A função ERM desempenha um papel crítico no monitoramento e gerenciamento dos riscos e oportunidades que podem impactar a lucratividade, o sucesso ou mesmo a sobrevivência de uma empresa. A função ERM é frequentemente encarregada de investigar as oportunidades e ameaças internas e externas ao negócio e desafiá-las na estratégia de negócios, às vezes aproveitando uma estrutura ERM, como COSO ou International Standard of Organization (ISO), para suportar isso.

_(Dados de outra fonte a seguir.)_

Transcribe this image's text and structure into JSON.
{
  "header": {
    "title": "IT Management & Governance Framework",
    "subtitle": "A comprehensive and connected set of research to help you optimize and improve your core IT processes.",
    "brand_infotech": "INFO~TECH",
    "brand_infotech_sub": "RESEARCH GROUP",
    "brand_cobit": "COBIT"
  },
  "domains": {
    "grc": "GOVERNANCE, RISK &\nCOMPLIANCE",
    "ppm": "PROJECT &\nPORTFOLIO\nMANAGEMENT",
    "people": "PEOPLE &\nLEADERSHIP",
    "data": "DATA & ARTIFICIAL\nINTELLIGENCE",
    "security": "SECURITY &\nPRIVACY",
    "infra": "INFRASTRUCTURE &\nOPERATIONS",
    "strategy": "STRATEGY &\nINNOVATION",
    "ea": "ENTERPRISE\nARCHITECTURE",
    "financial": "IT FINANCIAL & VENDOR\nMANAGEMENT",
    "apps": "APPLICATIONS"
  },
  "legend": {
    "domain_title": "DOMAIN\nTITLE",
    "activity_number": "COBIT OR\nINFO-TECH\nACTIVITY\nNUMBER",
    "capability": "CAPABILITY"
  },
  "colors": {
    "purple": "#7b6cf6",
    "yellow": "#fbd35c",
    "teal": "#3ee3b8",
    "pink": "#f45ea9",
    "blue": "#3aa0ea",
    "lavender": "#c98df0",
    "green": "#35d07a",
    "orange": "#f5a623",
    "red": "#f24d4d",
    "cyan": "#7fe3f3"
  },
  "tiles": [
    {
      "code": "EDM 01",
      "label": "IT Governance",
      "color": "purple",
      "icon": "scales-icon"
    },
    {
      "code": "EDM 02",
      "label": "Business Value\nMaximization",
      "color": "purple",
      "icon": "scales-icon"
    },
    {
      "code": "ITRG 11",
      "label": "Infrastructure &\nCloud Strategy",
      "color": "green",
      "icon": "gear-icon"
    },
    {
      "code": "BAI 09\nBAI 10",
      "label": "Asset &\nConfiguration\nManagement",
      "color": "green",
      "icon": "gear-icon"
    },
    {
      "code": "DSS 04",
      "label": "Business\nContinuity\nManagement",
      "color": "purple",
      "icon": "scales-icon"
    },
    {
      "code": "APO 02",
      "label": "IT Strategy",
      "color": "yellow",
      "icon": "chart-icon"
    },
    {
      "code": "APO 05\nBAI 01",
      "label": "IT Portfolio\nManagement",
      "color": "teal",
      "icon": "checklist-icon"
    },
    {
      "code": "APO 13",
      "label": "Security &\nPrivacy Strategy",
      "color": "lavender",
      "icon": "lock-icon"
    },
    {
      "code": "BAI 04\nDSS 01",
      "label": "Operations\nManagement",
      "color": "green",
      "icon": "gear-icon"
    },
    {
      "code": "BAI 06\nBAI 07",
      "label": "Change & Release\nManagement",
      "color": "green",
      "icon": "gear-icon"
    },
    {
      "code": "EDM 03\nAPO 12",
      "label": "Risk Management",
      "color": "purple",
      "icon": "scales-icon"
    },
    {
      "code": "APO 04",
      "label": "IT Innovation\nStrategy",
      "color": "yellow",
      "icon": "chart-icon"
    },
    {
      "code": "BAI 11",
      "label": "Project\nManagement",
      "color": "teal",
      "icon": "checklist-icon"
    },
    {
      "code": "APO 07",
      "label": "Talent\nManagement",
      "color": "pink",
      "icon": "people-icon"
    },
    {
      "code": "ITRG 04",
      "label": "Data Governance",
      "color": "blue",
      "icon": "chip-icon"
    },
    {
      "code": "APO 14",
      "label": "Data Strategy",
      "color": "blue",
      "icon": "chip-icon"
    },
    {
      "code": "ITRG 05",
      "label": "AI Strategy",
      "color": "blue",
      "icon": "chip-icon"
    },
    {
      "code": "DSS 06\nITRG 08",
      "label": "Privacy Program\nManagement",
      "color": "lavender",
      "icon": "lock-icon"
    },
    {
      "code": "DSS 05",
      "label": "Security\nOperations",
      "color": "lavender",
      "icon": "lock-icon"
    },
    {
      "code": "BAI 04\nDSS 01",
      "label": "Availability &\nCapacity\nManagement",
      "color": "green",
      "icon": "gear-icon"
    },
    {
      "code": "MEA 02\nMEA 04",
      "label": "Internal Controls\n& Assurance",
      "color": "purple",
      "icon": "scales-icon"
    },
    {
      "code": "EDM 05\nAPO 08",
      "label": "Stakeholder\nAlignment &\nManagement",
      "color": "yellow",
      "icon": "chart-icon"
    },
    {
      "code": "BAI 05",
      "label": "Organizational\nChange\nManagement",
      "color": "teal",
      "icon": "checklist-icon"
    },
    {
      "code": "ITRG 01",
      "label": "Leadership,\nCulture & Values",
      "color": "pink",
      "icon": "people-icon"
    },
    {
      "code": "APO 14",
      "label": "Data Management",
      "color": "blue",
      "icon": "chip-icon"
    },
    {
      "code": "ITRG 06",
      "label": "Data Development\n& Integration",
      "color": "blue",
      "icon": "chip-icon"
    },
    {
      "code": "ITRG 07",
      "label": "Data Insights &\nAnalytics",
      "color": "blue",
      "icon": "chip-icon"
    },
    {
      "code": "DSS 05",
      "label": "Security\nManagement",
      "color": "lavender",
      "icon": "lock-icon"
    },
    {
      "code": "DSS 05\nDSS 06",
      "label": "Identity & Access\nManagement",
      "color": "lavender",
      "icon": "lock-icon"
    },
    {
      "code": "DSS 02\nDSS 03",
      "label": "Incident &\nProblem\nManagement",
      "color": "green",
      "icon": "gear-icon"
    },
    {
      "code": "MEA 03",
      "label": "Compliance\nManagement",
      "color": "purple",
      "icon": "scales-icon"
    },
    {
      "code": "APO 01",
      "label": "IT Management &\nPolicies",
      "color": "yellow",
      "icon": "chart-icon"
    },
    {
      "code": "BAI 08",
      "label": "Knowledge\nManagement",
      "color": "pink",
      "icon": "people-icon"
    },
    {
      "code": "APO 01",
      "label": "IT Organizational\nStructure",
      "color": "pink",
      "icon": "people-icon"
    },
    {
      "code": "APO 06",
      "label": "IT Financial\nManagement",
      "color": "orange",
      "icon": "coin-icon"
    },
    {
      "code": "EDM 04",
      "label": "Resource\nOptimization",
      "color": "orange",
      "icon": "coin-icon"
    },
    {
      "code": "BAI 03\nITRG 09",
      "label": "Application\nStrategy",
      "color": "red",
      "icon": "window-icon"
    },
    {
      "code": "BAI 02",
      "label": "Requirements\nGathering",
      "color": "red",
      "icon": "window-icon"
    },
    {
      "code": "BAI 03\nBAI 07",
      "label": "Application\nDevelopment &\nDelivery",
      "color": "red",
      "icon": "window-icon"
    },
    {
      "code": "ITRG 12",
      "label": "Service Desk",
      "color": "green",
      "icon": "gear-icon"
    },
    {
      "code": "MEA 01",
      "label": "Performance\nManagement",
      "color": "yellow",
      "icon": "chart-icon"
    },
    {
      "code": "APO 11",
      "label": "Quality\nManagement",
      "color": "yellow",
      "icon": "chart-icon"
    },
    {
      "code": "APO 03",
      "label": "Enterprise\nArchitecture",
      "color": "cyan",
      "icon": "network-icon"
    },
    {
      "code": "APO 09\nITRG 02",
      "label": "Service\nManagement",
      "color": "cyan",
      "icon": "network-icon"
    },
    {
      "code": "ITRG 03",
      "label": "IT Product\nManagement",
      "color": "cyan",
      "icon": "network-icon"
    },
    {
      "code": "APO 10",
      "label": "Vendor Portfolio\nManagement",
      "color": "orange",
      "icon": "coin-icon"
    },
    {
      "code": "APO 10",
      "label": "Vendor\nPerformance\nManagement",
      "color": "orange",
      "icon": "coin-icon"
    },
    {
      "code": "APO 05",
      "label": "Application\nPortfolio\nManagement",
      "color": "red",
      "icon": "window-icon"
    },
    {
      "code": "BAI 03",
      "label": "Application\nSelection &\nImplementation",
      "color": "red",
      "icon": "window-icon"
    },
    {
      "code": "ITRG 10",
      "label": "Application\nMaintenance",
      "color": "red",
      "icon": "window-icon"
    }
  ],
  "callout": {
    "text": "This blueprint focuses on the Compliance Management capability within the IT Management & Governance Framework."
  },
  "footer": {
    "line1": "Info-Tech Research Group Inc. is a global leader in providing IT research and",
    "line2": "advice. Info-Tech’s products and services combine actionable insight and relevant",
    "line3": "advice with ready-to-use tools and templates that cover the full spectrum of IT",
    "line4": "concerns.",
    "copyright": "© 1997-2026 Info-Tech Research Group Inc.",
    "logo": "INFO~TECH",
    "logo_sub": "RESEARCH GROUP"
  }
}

Alguns dos elementos críticos em vigor nas principais organizações incluem:

  • Começando pelo estabelecimento de uma cultura de gestão de risco de fatores de sustentabilidade consistentes e sua gestão de risco. Incentive todos na empresa a usar a mesma linguagem e compartilhar as definições de risco em toda a organização.
  • Alavancar a função de gestão de riscos para melhor mapear e identificar riscos emergentes de sustentabilidade, bem como apoiar a identificação, quantificação e priorização de riscos de sustentabilidade. Ferramentas específicas podem ser usadas para ajudar a quantificar questões de sustentabilidade - como o protocolo de capital social ou natural.
  • Alavancar a função de gestão de risco para apoiar as ligações à estratégia de negócio e apoiar uma melhor tomada de decisões.
  • Adotar uma visão de toda a empresa para priorizar e agregar problemas por probabilidade e gravidade, juntamente com adaptabilidade, complexidade, persistência, velocidade e recuperação.
  • Melhorar a colaboração entre sustentabilidade e ERM.
  • Considerar como alinhar o reporte de sustentabilidade e risco.
  • Mostrar referências# Esconder referências

    1. The Global Risks Report 2017, 12ª Edição, Fórum Econômico Mundial, 2017.
    2. Walgreen 2011 Flu Impact Report, Walgreen, 2011. De acordo com o estudo de setembro de 2011, a gripe foi responsável por 100 milhões de dias de trabalho perdidos durante a temporada de gripe 2010-2011. Isso é $7 bilhões nos salários perdidos; dois terços dos workdays faltados eram tempo doente empregador-pago. A gripe reduziu a produtividade da empresa em mais de 10 mil milhões de dólares.
    3. 9 Recentes ataques cibernéticos contra as grandes empresas, New York Times, 2015.
    4. Impactos da Seca Permanente da Califórnia: Agricultura, Instituto do Pacífico, 2015.
    5. Sustentabilidade e gestão de riscos corporativos: o primeiro passo para a integração, WBCSD, 2017.
    6. Viver no FuturoHarvard Business Review, 2013.
    7. Cool Response: A SEC e o Relatório Corporativo de Mudanças ClimáticasCERES, 2014.
    8. Alinhamento do risco com a estratégia e o desempenhoCOSO Enterprise Risk Management, edição de junho de 2016.
    9. Sustentabilidade e gestão de riscos corporativos: o primeiro passo para a integração, WBCSD, 2017.
    10. Ibid.
    11. Desbloquear Growth By Integrating Sustainability: How To Overcome The Barriers, um estudo abrangente produzido pela Marsh & McLennan Companies - Global Risk Center, Association for Financial Professionals e GreenBiz Group.
    12. Ibid.
    13. Ibidem
    14. O seu desempenho não financeiro está a revelar o verdadeiro valor do seu negócio aos investidores? EY, 2017.
    15. Divulgação da RSE Globala Iniciativa para o Investimento Responsável no Hauser Institute for Civil Society e na Harvard Kennedy School, http://iri.hks.harvard.edu/csr, acessada em novembro de 2016.
    16. Transformando o risco em resultados: como as empresas líderes usam a gestão de riscos para alimentar um melhor desempenho, EY, 2013.

Resumo

Uma função ERM bem projetada é uma maneira poderosa de tecer a gestão de risco de sustentabilidade na estrutura de uma organização.